Las Vegas Sun

March 28, 2024

guest column:

All presidential candidates should be allowed to participate in debates

In late 2011, during the planning for one of the debates of Republican presidential candidates, questions were raised about whether the eight-person field would be too unwieldy for television. One suggestion was to drop the low man in the polls, former Sen. Rick Santorum.

Fortunately, the idea was rejected. The debate was a success, and Santorum went on to win the Iowa caucuses and was the runner-up to Mitt Romney for the nomination.

This is a useful reminder as the crazy-quilt plans for Republican, and perhaps Democratic, debates start to take shape. The Republican National Committee is trying to take control of the debates of party candidates and wants its say on the participating journalists as well as some ground rules.

The first nationally televised forum of Republican contenders will be a travesty if, as is very possible, it includes Donald Trump and excludes serious but lower-polling politicians such as Ohio Gov. John Kasich or Sen. Lindsey Graham of South Carolina.

The Republican National Committee, reasoning that a surfeit of primary debates hurt Romney in the last general election, moved to designate nine official debates (so far) at specific times and places, and warned candidates against participating in any others. The Democratic National Committee has called for six debates — predictably, Sen. Bernie Sanders wants more — without providing the specifics of time and place.

It wasn’t the seemingly endless number of debates that cost Romney the presidency; four years earlier, Barack Obama took part in almost as many forums against a much more formidable field.

The Republican nominee lost, despite mediocre conditions in the country, because of his own political inadequacies — remember his idea for self-deportation of undocumented immigrants and his gaffe about the 47 percent of nontaxpaying loafers. In addition, the Obama campaign was infinitely better than Romney’s.

The effect of debates is exaggerated. They usually don’t affect the outcome or the basics of a race; often they provide merely predictable posturing and familiar sound bites.

But they’re still necessary and useful, especially to weed out the unqualified or unready — such as pizza executive Herman Cain and Texas Gov. Rick Perry in 2012. But the parties shouldn’t dictate conditions and terms of debates. They should rely on the market place, which Republicans say they revere, minimize the role of journalists or intermediaries and place a premium on getting candidates to question one another.

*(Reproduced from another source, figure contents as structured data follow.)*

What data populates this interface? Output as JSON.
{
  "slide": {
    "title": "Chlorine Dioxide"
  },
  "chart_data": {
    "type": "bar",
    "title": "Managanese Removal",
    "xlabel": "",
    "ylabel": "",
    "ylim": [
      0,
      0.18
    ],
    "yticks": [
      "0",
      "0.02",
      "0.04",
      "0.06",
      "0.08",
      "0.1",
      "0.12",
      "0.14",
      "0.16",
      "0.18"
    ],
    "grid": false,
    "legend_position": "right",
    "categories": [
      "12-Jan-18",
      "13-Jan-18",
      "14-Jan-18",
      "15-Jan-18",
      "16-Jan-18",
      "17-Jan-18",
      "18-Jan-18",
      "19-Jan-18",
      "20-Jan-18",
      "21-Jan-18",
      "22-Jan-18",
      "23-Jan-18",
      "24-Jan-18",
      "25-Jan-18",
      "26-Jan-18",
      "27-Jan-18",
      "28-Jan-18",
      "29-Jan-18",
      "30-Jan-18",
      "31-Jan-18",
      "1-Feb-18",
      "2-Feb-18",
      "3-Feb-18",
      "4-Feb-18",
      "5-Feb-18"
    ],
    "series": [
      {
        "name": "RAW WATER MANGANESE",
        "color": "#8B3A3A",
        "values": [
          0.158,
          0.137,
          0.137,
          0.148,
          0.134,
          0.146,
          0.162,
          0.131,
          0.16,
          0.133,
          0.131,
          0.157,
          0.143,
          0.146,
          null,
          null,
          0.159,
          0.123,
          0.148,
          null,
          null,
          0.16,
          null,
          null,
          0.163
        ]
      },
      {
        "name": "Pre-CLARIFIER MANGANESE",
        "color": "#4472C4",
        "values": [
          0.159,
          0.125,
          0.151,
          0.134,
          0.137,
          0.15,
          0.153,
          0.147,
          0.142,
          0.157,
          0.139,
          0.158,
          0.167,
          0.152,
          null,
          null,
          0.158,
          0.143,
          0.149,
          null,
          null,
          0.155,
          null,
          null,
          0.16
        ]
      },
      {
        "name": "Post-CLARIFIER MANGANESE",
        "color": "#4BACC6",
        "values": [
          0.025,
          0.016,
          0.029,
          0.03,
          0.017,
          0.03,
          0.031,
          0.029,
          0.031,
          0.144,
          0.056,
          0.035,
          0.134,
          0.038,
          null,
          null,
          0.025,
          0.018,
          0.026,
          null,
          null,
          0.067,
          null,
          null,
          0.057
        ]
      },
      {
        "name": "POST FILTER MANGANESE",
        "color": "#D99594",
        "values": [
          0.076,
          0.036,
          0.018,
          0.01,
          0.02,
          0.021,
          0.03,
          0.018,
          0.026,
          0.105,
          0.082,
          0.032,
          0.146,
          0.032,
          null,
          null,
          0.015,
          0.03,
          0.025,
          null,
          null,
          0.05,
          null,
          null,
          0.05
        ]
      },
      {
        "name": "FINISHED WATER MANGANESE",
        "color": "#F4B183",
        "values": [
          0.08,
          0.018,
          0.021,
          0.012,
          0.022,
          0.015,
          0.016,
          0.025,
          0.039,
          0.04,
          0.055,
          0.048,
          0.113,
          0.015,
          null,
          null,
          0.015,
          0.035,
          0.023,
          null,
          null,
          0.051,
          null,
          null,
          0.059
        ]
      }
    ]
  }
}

The sponsors of the first two Republican debates, Fox News and CNN, understandably worry about a huge field of at least 14 candidates by this summer. But both Fox and CNN are making it worse. They propose an A-team debate with 10 (CNN says maybe eight) candidates who score the highest in the average of the five most recent national polls. The remainder will form the B-team, who will debate separately. This ignores a history of candidates who barely register six months before the initial contests where they do well. And this sets false standards: A candidate with, say, a 4.4 percent standing in the latest surveys, is serious, while one with 4.2 percent belongs at the kiddie table.

Newt Gingrich, an unsuccessful candidate last time, criticized this approach, offering an interesting suggestion: The also-rans should be allowed to comment on social media throughout the debate on the A-team’s answers. Imagine Trump in that venue.

The best idea, however, was offered by top New Hampshire Republicans who said the CNN and Fox formats would be “unnecessarily narrow and risks eliminating potentially viable candidates based on unreliable national polling that is rarely predictive of primary election outcomes.”

Instead, they proposed staging two equal debates with seven or eight candidates apiece; take the top six politicians in the polls and put three in each forum, then randomly assign the others.

Albert Hunt is a Bloomberg View columnist.